Hati (qalb) manusia itu ibarat lahan tempat bertanam, dan jiwa (nafs)
adalah petaninya. Setiap petani bebas menanam apa saja yang disukai dan
menguntungkan di lahan miliknya. Dia bebas menentukan pupuk apa yang
akan digunakan agar tanaman tumbuh subur. Bersamaan dengan itu, dia juga
bebas menggunaan pestisida apa saja untuk menjaga tanamannya dari
gangguan hama dan penyakit.
Demikianlah
tamsil manusia dengan amalnya. Sejak lahir, di dalam setiap jiwa
manusia, Allah Swt. menyimpan dua benih, yaitu benih fujur (kefasikan) dan benih taqwa (kebaikan). Hal ini ditegaskan Allah Swt. dalam QS Asy-Syams: 8-10, “maka
Allah mengilhamkan kepada jiwa itu (jalan) kefasikan dan ketakwaannya,
sesungguhnya beruntunglah orang yang menyucikan jiwa itu, dan merugilah
orang yang mengotorinya.”
Petani cerdas tentu saja akan menanam benih taqwa di lahan kalbunya dan membiarkan benih fujur tumbuh kerdil dan merana. Dia akan memupuk benih taqwa itu dengan Al-Qur`an dan Sunnah sebagai hara utama. Lalu menyiraminya dengan air hikmah, berupa ucapan dan perilaku para salafush shalih.
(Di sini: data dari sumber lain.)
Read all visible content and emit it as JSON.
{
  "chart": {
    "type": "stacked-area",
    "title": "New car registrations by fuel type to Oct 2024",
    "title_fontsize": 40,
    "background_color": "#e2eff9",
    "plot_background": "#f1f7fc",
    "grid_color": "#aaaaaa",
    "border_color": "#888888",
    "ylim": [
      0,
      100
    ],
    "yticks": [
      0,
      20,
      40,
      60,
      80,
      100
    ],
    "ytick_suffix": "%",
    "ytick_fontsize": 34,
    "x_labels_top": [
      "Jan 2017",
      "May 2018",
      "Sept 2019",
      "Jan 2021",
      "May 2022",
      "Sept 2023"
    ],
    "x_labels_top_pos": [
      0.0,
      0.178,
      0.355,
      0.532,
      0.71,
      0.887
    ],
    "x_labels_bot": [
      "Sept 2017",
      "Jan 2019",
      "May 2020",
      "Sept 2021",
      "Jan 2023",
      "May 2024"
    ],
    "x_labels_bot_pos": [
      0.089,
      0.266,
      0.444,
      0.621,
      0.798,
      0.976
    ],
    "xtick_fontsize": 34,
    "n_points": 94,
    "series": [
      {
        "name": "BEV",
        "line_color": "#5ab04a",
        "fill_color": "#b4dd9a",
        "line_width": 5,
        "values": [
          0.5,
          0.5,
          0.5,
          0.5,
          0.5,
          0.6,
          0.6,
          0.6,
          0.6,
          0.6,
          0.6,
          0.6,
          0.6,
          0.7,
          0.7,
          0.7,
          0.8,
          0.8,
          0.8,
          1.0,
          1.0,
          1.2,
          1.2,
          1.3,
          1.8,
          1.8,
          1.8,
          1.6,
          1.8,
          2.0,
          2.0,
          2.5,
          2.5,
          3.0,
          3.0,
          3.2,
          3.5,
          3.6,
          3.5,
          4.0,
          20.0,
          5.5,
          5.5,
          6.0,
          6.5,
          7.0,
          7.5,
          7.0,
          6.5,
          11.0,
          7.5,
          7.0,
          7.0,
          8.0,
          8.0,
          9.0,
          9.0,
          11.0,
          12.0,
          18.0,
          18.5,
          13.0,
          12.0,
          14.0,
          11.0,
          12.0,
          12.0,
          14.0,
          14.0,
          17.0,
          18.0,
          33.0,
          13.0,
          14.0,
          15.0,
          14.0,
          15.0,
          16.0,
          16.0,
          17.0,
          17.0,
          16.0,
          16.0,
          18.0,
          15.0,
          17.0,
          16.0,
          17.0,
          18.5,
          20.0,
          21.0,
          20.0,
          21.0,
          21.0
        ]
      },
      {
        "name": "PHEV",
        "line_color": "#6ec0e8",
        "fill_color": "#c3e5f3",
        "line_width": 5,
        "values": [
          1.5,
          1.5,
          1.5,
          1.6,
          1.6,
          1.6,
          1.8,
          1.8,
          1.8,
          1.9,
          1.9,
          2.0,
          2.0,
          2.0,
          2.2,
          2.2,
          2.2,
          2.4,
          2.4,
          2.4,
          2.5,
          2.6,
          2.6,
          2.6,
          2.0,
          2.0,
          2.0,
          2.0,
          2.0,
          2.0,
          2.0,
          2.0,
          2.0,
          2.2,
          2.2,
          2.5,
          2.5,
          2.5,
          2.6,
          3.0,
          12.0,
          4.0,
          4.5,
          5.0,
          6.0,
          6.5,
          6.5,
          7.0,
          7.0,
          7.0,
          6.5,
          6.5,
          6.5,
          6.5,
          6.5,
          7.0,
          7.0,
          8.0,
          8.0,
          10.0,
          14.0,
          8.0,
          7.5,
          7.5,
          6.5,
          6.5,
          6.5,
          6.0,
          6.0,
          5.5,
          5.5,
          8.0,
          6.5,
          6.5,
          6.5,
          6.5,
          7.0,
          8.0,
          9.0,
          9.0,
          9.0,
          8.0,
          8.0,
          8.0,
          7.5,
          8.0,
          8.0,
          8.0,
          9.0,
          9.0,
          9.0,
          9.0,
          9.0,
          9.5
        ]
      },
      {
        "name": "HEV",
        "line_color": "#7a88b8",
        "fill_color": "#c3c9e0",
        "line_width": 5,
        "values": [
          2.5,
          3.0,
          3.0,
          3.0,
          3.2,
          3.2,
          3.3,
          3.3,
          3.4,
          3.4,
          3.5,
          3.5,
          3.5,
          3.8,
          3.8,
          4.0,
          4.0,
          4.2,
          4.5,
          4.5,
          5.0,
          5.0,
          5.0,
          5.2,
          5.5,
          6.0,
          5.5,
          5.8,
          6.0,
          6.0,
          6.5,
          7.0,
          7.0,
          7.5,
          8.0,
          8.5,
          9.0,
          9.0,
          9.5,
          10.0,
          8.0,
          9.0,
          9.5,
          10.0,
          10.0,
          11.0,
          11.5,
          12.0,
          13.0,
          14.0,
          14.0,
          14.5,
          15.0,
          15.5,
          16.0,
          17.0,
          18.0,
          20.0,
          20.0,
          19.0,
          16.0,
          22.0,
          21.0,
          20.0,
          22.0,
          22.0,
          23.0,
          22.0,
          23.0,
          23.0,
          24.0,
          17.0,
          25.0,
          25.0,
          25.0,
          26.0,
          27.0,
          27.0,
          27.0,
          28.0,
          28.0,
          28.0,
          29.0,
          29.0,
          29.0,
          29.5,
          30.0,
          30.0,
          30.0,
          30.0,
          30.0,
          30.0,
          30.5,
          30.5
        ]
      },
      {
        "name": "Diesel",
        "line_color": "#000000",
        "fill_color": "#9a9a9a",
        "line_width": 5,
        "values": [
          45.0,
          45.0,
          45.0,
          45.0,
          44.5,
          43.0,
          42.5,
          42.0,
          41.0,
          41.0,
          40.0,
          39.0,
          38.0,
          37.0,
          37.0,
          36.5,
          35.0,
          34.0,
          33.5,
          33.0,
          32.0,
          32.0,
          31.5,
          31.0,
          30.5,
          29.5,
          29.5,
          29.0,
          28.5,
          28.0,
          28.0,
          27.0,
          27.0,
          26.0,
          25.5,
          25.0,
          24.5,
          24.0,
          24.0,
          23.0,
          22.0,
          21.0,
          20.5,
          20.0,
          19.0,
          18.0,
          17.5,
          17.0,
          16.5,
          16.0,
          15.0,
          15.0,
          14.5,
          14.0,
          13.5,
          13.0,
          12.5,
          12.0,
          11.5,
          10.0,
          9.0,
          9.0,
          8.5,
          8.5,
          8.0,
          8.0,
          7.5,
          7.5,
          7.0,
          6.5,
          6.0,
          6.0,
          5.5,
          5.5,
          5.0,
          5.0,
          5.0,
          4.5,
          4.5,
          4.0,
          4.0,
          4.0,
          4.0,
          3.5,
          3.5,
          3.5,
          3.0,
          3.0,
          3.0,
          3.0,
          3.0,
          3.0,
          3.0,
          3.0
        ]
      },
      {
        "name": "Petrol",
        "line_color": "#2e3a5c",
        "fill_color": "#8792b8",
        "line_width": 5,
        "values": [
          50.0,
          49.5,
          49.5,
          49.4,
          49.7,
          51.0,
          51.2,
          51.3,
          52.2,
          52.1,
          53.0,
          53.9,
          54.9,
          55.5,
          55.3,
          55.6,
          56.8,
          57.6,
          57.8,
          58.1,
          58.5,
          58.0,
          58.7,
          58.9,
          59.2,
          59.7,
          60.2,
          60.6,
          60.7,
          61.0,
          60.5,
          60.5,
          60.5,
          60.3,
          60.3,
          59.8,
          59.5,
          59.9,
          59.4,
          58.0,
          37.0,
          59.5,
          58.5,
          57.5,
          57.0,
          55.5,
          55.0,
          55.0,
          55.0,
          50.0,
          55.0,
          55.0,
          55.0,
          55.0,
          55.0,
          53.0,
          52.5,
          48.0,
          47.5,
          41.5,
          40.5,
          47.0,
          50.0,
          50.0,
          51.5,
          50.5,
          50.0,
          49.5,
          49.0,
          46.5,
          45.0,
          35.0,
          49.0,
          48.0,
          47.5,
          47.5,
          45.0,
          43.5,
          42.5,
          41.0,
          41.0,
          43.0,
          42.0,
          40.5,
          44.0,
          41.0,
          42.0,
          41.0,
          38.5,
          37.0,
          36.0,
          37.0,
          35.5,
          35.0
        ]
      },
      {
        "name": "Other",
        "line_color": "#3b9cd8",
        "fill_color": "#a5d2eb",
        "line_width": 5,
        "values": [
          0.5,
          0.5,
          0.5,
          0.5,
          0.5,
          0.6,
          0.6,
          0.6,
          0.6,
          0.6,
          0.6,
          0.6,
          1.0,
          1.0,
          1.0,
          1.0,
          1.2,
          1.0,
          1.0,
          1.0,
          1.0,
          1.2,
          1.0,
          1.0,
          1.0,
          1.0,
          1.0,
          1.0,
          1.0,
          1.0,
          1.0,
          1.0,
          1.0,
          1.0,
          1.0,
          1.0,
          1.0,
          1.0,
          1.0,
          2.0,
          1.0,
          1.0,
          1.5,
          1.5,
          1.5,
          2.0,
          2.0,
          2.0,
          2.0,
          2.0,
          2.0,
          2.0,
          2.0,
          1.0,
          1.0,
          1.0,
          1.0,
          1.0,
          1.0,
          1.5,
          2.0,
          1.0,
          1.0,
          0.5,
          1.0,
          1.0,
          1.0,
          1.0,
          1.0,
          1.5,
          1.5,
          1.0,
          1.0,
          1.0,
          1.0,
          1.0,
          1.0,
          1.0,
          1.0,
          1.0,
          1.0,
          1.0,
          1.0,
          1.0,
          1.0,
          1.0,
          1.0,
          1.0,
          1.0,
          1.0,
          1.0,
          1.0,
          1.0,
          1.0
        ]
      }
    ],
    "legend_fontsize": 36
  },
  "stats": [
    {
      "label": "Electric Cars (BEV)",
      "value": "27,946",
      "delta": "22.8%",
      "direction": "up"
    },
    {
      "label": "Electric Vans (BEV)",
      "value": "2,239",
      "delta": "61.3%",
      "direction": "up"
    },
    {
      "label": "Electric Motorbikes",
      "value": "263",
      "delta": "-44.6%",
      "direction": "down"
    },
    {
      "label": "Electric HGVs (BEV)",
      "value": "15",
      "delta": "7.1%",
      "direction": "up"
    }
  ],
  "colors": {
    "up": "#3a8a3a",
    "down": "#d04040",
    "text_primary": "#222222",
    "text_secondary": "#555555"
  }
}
Bersamaan dengan itu, dia juga berusaha menjauhi segala bentuk maksiat agar tanaman terhindar dari hama dan penyakit. “Dan tanah yang subur, tanamannya tumbuh baik dengan izin Allah, sebaliknya tanah yang gesang tanamannya tumbuh kerdil...” (QS Al-A’raf: 58).
Tanaman seperti inilah yang diumpamakan oleh Allah Swt. dalam QS Ibrahim: 24-25, “Tidakkah
engkau perhatikan bagaimana Allah telah membuat perumpamaan kalimat
yang baik seperti pohon yang baik, akarnya teguh dan cabangnya menjulang
ke langit. Pohon itu memberikan buahnya pada setiap musim dengan izin
Rabbnya. Allah membuat perumpamaan-perumpamaan itu untuk manusia supaya
mereka selalu ingat.”
Betapa
indah pohon taqwa Rasulullah Saw. Banyak orang melemparinya dengan
batu, cacian, dan berbagai fitnah, tapi beliau selalu membalasnya dengan
buah senyum dan kasih sayang. Begitu pula dengan pohon taqwa Abu Bakar,
Umar, Ustman, Ali, dan para sahabat lainnya yang selalu berbuah akhlaqul karimah.
Mereka, generasi pertama Islam yang selalu menjadikan Al-Qur`an dan
Sunnah sebagai referensi utama, hingga ‘Aisyah Ra. menyebut akhlak
Rasulullah Saw. sebagai khuluquhul Qur`an (akhlak Rasulullah
adalah Al-Qur`an). Bahkan Rasul Saw. pernah marah melihat Umar Ra.
membawa lembaran-lembaran Taurat. “Demi Allah, andai saja Musa As. hidup
di belakang kalian, pastilah tak ada yang dilakukannya kecuali ia akan
mengikuti ajaranku,” tegur beliau.
Bagimana
dengan generasi Islam saat ini, apa yang menjadi referensi utama mereka
dalam berucap dan bertindak? Pertanyaan inilah yang harus dijawab oleh
para orang tua dan pemimpin Islam saat ini. Wallahu a’lam. (Syamsu Hilal).